Example: I can give someone a protocol for their Hypothyroidism, and a nutrition coach can then come in and help them make a plan for building food preparation skills, hunger awareness, etc.
It is well within scope to help on the behavior-side of coaching; i.e. coaching focused on changing and developing behavioral skills, as opposed to providing medical or nutrition counseling therapy, which this Act still prohibits.
The Need for Diversity
On another note, a concern we face within the health & fitness industry is a lack of diversity. It’s well known within RD circles that becoming an RD presents many challenges for many people within marginalized communities. Having a requirement for a Master’s degree and unpaid internship/residency keeps many from pursuing this credential. It’s against most internship rules to have a paid job during this time – making this even more difficult for many. It’s well understood that lack of diversity will hinder any health promotion on many levels. Encouraging and supporting responsible coaching can help with the lack of diversity in the industry we face.

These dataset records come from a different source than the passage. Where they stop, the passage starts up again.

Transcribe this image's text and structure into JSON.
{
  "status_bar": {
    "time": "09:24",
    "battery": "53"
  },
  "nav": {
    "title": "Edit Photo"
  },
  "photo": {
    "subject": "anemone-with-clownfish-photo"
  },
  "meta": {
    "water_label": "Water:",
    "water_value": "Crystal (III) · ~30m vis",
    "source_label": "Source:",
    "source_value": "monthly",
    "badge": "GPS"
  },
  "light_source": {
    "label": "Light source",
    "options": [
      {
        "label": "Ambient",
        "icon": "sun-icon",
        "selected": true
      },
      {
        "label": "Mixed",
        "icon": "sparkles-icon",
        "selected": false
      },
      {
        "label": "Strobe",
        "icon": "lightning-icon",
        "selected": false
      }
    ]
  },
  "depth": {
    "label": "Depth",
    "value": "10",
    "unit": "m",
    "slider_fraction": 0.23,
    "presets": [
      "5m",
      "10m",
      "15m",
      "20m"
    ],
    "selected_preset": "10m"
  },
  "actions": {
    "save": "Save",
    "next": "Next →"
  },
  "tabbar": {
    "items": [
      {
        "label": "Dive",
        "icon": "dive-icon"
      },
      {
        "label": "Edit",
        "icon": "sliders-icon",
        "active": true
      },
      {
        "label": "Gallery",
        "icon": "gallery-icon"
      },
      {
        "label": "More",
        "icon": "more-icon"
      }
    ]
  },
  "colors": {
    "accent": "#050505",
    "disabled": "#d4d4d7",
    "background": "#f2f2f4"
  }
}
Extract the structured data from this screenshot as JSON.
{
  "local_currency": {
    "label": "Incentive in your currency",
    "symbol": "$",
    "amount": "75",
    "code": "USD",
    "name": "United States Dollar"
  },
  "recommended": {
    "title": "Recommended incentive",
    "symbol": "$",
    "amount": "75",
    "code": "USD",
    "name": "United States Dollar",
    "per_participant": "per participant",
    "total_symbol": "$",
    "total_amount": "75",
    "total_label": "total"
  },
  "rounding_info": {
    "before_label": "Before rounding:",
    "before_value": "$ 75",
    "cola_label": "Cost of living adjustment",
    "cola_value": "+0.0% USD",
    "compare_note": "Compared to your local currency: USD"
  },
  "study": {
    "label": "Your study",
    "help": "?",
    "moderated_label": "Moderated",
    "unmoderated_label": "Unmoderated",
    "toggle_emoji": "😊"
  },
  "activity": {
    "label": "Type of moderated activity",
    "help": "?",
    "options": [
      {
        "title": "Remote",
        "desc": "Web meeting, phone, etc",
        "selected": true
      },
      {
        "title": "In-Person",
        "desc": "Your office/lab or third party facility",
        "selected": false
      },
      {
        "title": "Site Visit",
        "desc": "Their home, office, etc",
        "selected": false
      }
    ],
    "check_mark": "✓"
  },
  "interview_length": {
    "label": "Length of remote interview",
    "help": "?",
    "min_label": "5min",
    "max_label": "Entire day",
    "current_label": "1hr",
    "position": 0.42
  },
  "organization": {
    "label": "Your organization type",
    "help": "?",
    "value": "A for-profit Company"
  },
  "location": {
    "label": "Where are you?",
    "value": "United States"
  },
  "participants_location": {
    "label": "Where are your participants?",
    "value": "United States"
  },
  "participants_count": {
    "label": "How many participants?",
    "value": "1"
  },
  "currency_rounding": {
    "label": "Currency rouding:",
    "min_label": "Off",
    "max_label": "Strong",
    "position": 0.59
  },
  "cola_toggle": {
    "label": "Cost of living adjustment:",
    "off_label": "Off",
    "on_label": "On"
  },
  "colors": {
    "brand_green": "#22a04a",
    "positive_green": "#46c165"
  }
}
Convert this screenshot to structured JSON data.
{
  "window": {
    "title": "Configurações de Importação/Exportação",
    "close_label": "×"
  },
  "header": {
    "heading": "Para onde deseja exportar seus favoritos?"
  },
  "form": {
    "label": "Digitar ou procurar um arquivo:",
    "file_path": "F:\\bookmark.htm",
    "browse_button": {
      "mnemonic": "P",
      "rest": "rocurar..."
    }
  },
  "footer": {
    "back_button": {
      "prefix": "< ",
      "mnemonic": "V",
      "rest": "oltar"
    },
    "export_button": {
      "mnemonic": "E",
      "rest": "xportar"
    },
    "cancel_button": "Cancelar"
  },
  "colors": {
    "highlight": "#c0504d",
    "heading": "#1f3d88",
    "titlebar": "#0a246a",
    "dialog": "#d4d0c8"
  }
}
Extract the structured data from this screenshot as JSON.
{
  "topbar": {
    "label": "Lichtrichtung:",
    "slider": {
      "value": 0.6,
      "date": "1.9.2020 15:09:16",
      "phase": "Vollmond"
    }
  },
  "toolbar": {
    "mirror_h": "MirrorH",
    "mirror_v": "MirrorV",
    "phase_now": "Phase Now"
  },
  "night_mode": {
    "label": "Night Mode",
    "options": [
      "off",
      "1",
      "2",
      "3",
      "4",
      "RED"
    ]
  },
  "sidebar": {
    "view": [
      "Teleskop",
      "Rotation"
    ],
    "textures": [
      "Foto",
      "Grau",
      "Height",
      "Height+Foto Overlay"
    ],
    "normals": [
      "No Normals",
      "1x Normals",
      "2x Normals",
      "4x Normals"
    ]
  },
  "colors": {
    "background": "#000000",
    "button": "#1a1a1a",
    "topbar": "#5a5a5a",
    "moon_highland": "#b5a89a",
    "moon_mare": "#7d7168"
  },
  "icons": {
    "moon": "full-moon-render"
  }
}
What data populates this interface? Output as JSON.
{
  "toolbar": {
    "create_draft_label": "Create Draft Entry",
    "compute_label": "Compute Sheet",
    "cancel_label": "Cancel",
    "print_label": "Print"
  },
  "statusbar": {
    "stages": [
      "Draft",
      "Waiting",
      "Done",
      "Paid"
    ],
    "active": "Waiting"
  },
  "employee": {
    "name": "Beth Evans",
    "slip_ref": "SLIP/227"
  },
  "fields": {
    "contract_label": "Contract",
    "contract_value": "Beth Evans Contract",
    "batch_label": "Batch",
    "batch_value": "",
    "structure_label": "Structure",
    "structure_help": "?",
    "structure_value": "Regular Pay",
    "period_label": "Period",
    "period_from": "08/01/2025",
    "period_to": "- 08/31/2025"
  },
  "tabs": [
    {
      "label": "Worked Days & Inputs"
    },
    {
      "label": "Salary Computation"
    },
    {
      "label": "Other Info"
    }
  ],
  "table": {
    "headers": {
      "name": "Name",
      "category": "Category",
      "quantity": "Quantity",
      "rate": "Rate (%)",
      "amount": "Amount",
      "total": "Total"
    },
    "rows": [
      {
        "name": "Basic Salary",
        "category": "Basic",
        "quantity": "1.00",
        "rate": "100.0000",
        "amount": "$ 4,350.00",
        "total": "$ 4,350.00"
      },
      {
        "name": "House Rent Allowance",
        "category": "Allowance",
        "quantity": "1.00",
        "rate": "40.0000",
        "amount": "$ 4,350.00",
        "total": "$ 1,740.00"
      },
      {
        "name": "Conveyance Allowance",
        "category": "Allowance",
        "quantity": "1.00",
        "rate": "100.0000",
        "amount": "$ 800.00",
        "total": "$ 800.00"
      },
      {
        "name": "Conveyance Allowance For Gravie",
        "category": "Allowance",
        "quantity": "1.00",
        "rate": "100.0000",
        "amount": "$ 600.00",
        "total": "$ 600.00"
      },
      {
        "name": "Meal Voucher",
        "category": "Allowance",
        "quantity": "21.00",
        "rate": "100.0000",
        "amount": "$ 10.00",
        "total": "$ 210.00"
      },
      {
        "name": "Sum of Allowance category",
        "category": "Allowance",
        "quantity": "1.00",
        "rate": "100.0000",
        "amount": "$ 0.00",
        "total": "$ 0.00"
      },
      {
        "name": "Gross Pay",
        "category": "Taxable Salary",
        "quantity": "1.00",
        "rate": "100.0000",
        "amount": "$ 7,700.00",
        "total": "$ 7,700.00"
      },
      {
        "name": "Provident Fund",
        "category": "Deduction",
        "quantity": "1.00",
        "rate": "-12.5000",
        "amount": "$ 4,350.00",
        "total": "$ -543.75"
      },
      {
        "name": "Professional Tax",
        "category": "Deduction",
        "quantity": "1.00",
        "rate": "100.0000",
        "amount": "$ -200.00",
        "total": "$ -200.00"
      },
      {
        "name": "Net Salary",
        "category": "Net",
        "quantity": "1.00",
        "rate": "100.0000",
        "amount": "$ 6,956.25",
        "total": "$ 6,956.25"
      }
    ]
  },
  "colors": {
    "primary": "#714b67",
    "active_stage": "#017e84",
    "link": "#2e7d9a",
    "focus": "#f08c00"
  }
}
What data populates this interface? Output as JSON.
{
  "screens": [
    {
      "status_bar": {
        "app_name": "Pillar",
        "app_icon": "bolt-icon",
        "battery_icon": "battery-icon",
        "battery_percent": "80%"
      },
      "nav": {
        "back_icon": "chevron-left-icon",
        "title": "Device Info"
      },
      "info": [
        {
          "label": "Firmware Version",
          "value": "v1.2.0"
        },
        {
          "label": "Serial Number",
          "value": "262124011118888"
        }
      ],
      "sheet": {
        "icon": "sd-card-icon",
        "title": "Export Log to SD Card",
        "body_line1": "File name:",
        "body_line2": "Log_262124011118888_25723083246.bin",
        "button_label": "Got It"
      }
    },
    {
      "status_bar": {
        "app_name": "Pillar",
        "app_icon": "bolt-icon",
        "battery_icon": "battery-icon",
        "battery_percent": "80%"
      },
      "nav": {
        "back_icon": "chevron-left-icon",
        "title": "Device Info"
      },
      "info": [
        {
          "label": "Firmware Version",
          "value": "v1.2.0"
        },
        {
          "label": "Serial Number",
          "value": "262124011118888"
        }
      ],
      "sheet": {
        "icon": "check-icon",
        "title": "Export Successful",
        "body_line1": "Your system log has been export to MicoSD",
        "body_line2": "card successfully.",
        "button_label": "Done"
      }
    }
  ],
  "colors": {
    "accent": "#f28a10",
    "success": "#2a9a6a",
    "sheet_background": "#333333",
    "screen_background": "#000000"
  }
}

Many RDs, including myself, are already working with CrossFit gyms across the nation. I’ve felt welcome and respected by the majority of CrossFit coaches and have been sought out for my skills to provide higher level nutrition work within their community.
We can work together with trainers and nutrition coaches to ultimately help people with a whole health approach. There is a safe place for everyone to play.
Lastly, if you’re worried about people taking your job, you’re probably not doing it well.